Powers of irreducible characters and conjugacy classes in finite groups. (Q2878802)

Let \(G\) be a finite group and \(G'\) its commutator subgroup. The derived covering number \(\text{dcn}(G)\) is defined as the smallest positive integer \(n\) such that \(C^n=G'\) for all non-central conjugacy classes \(C\) of \(G\). If such an integer exists, then \(\text{dcn}(G)\) is said to be finite, otherwise infinite.NEWLINENEWLINE The authors are interested in conditions guaranteeing that \(\text{dcn}(G)\) is finite and in obtaining upper bounds in this case, and they prove some results in these directions. For example, they show that if \(G\) is nonabelian and \(G'\) is a minimal normal subgroup, then \(\text{dcn}(G)\) is finite. Also, if \(G\) is nonabelian and \(\text{dcn}(G)\) is finite, then one of the following holds: (i) \(G'\) is a minimal normal subgroup in \(G\), (ii) \(G\) is nilpotent of class 2, or (iii) \(G'\) is perfect and \(G'/Z(G')\) is minimal normal in \(G/Z(G')\), and \(Z(G')=G'\cap Z(G)\).

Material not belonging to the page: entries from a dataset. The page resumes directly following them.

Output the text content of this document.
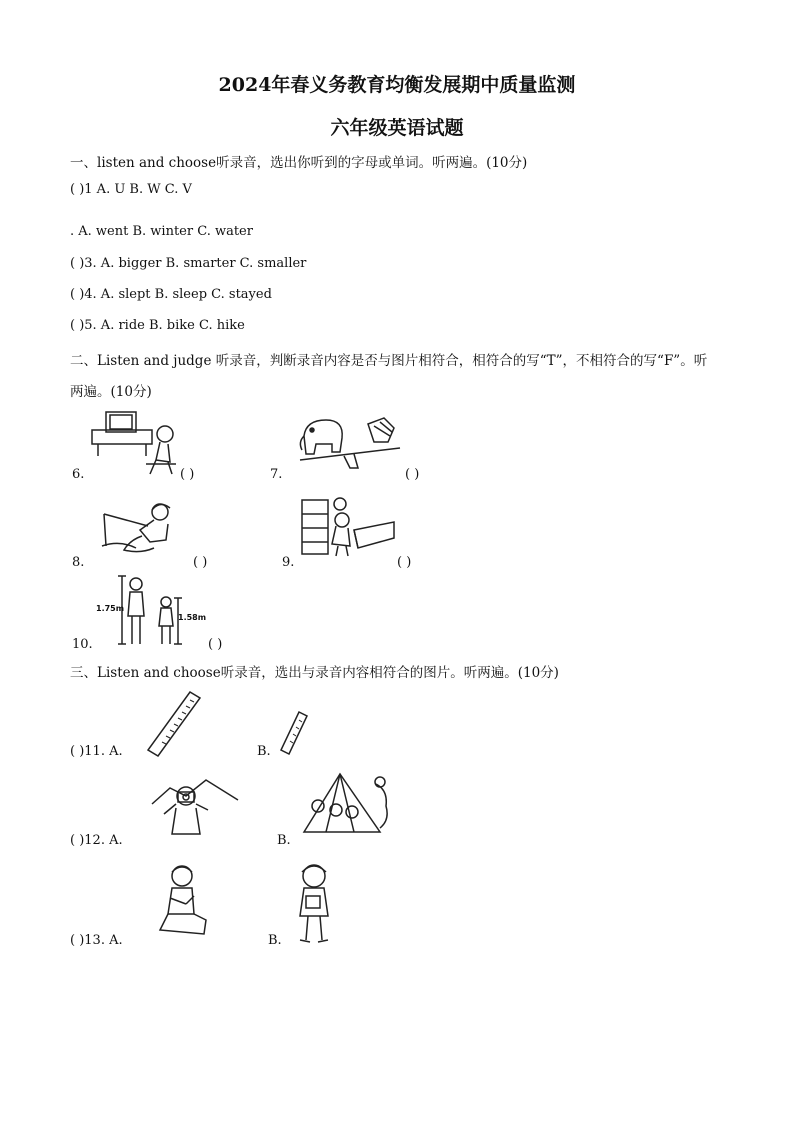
2024年春义务教育均衡发展期中质量监测
六年级英语试题
一、listen and choose听录音，选出你听到的字母或单词。听两遍。(10分)
( )1 A. U B. W C. V
. A. went B. winter C. water
( )3. A. bigger B. smarter C. smaller
( )4. A. slept B. sleep C. stayed
( )5. A. ride B. bike C. hike
二、Listen and judge 听录音，判断录音内容是否与图片相符合，相符合的写“T”，不相符合的写“F”。听
两遍。(10分)
6.	( )	7.	( )
8.	( )	9.	( )
10.
1.75m
1.58m
( )
三、Listen and choose听录音，选出与录音内容相符合的图片。听两遍。(10分)
( )11. A.	B.
( )12. A.	B.
( )13. A.	B.
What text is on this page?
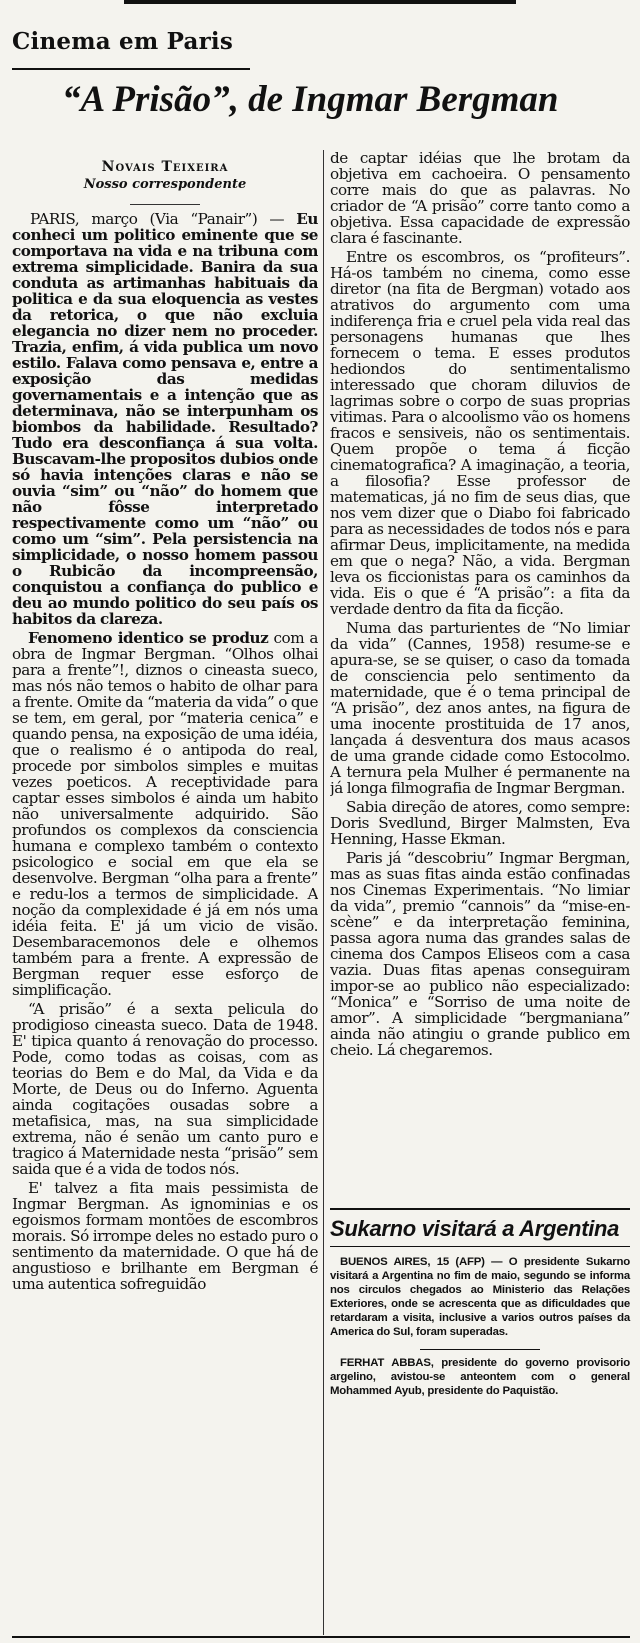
Cinema em Paris
“A Prisão”, de Ingmar Bergman
Novais Teixeira
Nosso correspondente

PARIS, março (Via “Panair”) — Eu conheci um politico eminente que se comportava na vida e na tribuna com extrema simplicidade. Banira da sua conduta as artimanhas habituais da politica e da sua eloquencia as vestes da retorica, o que não excluia elegancia no dizer nem no proceder. Trazia, enfim, á vida publica um novo estilo. Falava como pensava e, entre a exposição das medidas governamentais e a intenção que as determinava, não se interpunham os biombos da habilidade. Resultado? Tudo era desconfiança á sua volta. Buscavam-lhe propositos dubios onde só havia intenções claras e não se ouvia “sim” ou “não” do homem que não fôsse interpretado respectivamente como um “não” ou como um “sim”. Pela persistencia na simplicidade, o nosso homem passou o Rubicão da incompreensão, conquistou a confiança do publico e deu ao mundo politico do seu país os habitos da clareza.

Fenomeno identico se produz com a obra de Ingmar Bergman. “Olhos olhai para a frente”!, diznos o cineasta sueco, mas nós não temos o habito de olhar para a frente. Omite da “materia da vida” o que se tem, em geral, por “materia cenica” e quando pensa, na exposição de uma idéia, que o realismo é o antipoda do real, procede por simbolos simples e muitas vezes poeticos. A receptividade para captar esses simbolos é ainda um habito não universalmente adquirido. São profundos os complexos da consciencia humana e complexo também o contexto psicologico e social em que ela se desenvolve. Bergman “olha para a frente” e redu-los a termos de simplicidade. A noção da complexidade é já em nós uma idéia feita. E' já um vicio de visão. Desembaracemonos dele e olhemos também para a frente. A expressão de Bergman requer esse esforço de simplificação.

“A prisão” é a sexta pelicula do prodigioso cineasta sueco. Data de 1948. E' tipica quanto á renovação do processo. Pode, como todas as coisas, com as teorias do Bem e do Mal, da Vida e da Morte, de Deus ou do Inferno. Aguenta ainda cogitações ousadas sobre a metafisica, mas, na sua simplicidade extrema, não é senão um canto puro e tragico á Maternidade nesta “prisão” sem saida que é a vida de todos nós.

E' talvez a fita mais pessimista de Ingmar Bergman. As ignominias e os egoismos formam montões de escombros morais. Só irrompe deles no estado puro o sentimento da maternidade. O que há de angustioso e brilhante em Bergman é uma autentica sofreguidão

de captar idéias que lhe brotam da objetiva em cachoeira. O pensamento corre mais do que as palavras. No criador de “A prisão” corre tanto como a objetiva. Essa capacidade de expressão clara é fascinante.

Entre os escombros, os “profiteurs”. Há-os também no cinema, como esse diretor (na fita de Bergman) votado aos atrativos do argumento com uma indiferença fria e cruel pela vida real das personagens humanas que lhes fornecem o tema. E esses produtos hediondos do sentimentalismo interessado que choram diluvios de lagrimas sobre o corpo de suas proprias vitimas. Para o alcoolismo vão os homens fracos e sensiveis, não os sentimentais. Quem propõe o tema á ficção cinematografica? A imaginação, a teoria, a filosofia? Esse professor de matematicas, já no fim de seus dias, que nos vem dizer que o Diabo foi fabricado para as necessidades de todos nós e para afirmar Deus, implicitamente, na medida em que o nega? Não, a vida. Bergman leva os ficcionistas para os caminhos da vida. Eis o que é “A prisão”: a fita da verdade dentro da fita da ficção.

Numa das parturientes de “No limiar da vida” (Cannes, 1958) resume-se e apura-se, se se quiser, o caso da tomada de consciencia pelo sentimento da maternidade, que é o tema principal de “A prisão”, dez anos antes, na figura de uma inocente prostituida de 17 anos, lançada á desventura dos maus acasos de uma grande cidade como Estocolmo. A ternura pela Mulher é permanente na já longa filmografia de Ingmar Bergman.

Sabia direção de atores, como sempre: Doris Svedlund, Birger Malmsten, Eva Henning, Hasse Ekman.

Paris já “descobriu” Ingmar Bergman, mas as suas fitas ainda estão confinadas nos Cinemas Experimentais. “No limiar da vida”, premio “cannois” da “mise-en-scène” e da interpretação feminina, passa agora numa das grandes salas de cinema dos Campos Eliseos com a casa vazia. Duas fitas apenas conseguiram impor-se ao publico não especializado: “Monica” e “Sorriso de uma noite de amor”. A simplicidade “bergmaniana” ainda não atingiu o grande publico em cheio. Lá chegaremos.

Sukarno visitará a Argentina

BUENOS AIRES, 15 (AFP) — O presidente Sukarno visitará a Argentina no fim de maio, segundo se informa nos circulos chegados ao Ministerio das Relações Exteriores, onde se acrescenta que as dificuldades que retardaram a visita, inclusive a varios outros países da America do Sul, foram superadas.

FERHAT ABBAS, presidente do governo provisorio argelino, avistou-se anteontem com o general Mohammed Ayub, presidente do Paquistão.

Moreover, if \(G\) is a real finite group and \(G'\) is a nonabelian simple subgroup, then \(\text{dcn}(G)\leq 2(k(G)-1)\), where \(k(G)\) is the number of conjugacy classes of \(G\). -- Similarly the \textit{derived character covering number} is introduced to study the analogous questions for powers of characters.